The affordable loans for small and micro firms are the product of a newly established credit guarantee scheme and Treasury-backed plan which will offer banks additional cash for onward lending to the small firms. Treasury will lend the money to financial institutions at subsidised annual interest rates, enabling them to offer loans at below seven percent — lower than the average market rate of 12.1 percent. The scheme is intended to help small traders like barbershops, hotels and pubs, which have had to close under coronavirus lockdown measures.

Similarly, the government will provide guarantees of loans given to Kenya-based small and medium-sized businesses, meaning the government commits to repay banks a share of the loans should the small traders default.

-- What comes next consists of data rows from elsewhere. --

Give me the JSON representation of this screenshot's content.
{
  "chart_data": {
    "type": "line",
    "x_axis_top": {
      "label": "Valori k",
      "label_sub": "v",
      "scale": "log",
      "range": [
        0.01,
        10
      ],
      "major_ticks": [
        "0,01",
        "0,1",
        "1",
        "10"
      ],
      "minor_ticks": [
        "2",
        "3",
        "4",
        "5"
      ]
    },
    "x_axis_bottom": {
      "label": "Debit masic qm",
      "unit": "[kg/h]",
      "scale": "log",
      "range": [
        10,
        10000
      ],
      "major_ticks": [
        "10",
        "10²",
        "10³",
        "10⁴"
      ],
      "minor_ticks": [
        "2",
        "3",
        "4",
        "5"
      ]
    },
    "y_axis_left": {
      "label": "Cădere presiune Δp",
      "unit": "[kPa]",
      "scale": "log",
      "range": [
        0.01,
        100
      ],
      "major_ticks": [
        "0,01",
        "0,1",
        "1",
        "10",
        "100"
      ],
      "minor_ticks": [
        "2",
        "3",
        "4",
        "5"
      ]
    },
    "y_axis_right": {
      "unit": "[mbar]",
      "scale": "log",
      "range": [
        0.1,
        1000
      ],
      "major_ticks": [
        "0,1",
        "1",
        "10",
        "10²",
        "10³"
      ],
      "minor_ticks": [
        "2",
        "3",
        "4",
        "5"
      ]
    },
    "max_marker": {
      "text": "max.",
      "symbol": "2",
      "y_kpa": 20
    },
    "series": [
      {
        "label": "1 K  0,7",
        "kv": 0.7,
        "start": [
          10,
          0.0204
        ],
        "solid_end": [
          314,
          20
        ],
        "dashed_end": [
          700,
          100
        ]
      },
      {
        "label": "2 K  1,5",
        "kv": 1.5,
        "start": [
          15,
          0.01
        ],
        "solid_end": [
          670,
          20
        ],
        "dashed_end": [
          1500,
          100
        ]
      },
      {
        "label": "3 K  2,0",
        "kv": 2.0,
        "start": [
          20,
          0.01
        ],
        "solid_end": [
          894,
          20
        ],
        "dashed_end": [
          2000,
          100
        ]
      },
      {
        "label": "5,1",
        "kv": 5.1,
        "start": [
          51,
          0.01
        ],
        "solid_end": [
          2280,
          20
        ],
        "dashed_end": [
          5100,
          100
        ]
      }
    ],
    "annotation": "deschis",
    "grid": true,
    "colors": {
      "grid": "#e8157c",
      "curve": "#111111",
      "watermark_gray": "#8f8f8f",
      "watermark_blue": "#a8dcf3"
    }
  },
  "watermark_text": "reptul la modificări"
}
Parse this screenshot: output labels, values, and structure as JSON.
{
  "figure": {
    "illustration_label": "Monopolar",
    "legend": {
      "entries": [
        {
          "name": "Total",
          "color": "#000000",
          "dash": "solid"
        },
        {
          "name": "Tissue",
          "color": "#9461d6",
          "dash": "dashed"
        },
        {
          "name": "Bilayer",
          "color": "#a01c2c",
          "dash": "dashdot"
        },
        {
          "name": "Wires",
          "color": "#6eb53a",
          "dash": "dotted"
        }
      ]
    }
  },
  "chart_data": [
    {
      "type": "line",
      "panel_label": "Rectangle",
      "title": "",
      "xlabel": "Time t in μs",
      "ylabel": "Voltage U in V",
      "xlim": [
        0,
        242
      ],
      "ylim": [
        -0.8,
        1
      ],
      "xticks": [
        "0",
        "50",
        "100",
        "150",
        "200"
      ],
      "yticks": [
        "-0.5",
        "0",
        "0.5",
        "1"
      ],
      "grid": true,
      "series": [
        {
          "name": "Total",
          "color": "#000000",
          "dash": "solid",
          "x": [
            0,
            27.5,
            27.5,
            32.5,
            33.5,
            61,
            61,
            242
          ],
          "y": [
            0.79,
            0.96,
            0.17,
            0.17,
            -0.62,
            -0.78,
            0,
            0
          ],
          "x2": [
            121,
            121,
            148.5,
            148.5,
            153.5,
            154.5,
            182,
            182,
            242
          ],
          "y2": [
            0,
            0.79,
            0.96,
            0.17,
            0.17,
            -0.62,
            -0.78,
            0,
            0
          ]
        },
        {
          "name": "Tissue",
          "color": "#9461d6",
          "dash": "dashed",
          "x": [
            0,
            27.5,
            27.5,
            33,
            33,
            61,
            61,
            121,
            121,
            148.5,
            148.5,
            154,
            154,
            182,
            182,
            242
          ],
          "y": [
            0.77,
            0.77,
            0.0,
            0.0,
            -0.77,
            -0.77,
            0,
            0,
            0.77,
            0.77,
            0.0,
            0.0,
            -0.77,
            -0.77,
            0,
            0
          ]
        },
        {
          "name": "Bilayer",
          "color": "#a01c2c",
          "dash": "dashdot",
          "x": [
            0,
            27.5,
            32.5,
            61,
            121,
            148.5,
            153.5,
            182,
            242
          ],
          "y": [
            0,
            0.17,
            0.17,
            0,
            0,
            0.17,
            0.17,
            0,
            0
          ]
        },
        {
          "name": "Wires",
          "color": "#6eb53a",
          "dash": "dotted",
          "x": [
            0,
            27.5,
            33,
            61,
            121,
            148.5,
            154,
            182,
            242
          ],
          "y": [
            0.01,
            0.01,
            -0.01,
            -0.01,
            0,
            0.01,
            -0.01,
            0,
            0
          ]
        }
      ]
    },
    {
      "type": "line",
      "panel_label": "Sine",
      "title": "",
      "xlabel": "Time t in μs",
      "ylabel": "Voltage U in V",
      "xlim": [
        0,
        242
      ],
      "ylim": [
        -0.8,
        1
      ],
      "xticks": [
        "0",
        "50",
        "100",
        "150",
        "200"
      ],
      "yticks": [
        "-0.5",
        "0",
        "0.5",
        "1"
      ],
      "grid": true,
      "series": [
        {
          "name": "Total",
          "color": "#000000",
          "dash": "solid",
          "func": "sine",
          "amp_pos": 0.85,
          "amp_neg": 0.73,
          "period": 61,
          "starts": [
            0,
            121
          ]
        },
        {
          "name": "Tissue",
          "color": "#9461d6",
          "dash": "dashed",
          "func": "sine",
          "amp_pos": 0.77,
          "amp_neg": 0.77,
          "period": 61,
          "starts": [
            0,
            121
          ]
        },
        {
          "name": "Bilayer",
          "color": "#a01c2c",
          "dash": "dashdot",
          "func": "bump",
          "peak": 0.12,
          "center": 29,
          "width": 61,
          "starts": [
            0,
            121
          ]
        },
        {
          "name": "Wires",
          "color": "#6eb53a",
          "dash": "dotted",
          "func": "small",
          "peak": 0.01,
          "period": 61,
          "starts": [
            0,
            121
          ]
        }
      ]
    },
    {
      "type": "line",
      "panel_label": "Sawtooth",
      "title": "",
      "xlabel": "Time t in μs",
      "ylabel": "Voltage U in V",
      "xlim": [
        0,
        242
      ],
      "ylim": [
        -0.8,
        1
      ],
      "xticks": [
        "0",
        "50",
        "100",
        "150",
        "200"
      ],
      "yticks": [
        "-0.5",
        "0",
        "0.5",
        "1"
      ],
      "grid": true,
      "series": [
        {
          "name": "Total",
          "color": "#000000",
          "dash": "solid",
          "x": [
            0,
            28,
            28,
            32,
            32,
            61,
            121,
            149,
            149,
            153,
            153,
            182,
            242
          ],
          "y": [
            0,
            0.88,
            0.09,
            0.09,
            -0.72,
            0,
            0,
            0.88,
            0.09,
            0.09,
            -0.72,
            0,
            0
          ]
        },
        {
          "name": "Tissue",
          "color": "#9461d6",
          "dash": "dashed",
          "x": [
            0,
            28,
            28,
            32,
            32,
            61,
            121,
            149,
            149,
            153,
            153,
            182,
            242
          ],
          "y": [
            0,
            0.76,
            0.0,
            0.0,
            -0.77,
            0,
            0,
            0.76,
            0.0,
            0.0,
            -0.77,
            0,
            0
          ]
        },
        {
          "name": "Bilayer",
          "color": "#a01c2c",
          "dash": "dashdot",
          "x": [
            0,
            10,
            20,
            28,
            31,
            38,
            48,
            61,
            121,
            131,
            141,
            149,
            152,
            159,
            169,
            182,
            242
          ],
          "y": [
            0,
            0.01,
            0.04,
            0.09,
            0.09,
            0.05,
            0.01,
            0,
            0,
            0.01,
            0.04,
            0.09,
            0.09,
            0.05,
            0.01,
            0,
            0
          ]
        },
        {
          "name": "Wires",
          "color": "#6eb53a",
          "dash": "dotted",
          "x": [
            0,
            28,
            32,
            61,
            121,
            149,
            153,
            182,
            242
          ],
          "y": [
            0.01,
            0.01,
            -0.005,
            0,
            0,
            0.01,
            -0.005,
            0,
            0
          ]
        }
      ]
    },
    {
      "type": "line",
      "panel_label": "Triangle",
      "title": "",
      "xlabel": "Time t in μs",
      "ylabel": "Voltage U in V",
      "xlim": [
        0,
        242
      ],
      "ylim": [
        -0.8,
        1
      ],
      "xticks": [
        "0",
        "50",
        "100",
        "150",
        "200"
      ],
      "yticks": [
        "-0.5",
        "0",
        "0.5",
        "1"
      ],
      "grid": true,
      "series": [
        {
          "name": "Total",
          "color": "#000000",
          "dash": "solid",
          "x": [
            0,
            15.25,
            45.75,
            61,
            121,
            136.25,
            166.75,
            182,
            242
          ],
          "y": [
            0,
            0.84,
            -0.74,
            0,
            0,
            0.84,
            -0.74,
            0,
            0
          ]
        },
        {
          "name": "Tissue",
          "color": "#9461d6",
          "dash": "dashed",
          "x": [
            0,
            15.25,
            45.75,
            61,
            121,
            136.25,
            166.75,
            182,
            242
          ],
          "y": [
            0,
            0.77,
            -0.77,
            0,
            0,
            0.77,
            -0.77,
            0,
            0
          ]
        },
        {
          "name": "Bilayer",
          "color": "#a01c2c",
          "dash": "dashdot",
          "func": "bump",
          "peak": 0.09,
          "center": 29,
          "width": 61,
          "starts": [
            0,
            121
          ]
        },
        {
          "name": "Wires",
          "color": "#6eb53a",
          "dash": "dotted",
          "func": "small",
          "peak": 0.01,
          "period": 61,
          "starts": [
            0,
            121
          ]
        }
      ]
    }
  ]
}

“We and our partners, including banks and institutions like the EU, will provide cash for onward lending at below seven percent,” Treasury Secretary Ukur Yatani told the Business Daily in an interview. “There is also an element of guarantees for loans disbursed to small traders and coming from commercial banks.”

In addition, the Treasury has offered Sh3 billion as seed capital to kick-start the scheme that has received a €100 million (Sh11.7 billion) commitment from the European Union while commercial banks will top up additional sums for the SME loans.

On Friday, the Central Bank of Kenya said that the World Bank and the Africa Development Bank were also coming on board on the guarantee scheme.

Small and mid-sized firms are Kenya’s biggest employers and the Treasury has tipped them to get back to hiring in an environment where big companies are shedding jobs and freezing fresh employment.

Small firms, especially those in informal sectors, account for the bulk of jobs in Kenya and have in recent years emerged as the biggest drivers of new hiring.

Despite the offers made by the Treasury to bail out the small firms, many of them have complained that loans are coming through too slowly and that some banks have imposed tough criteria on granting credit on fears of default in a business environment where companies have seen a plunge in sales due coronavirus restrictions.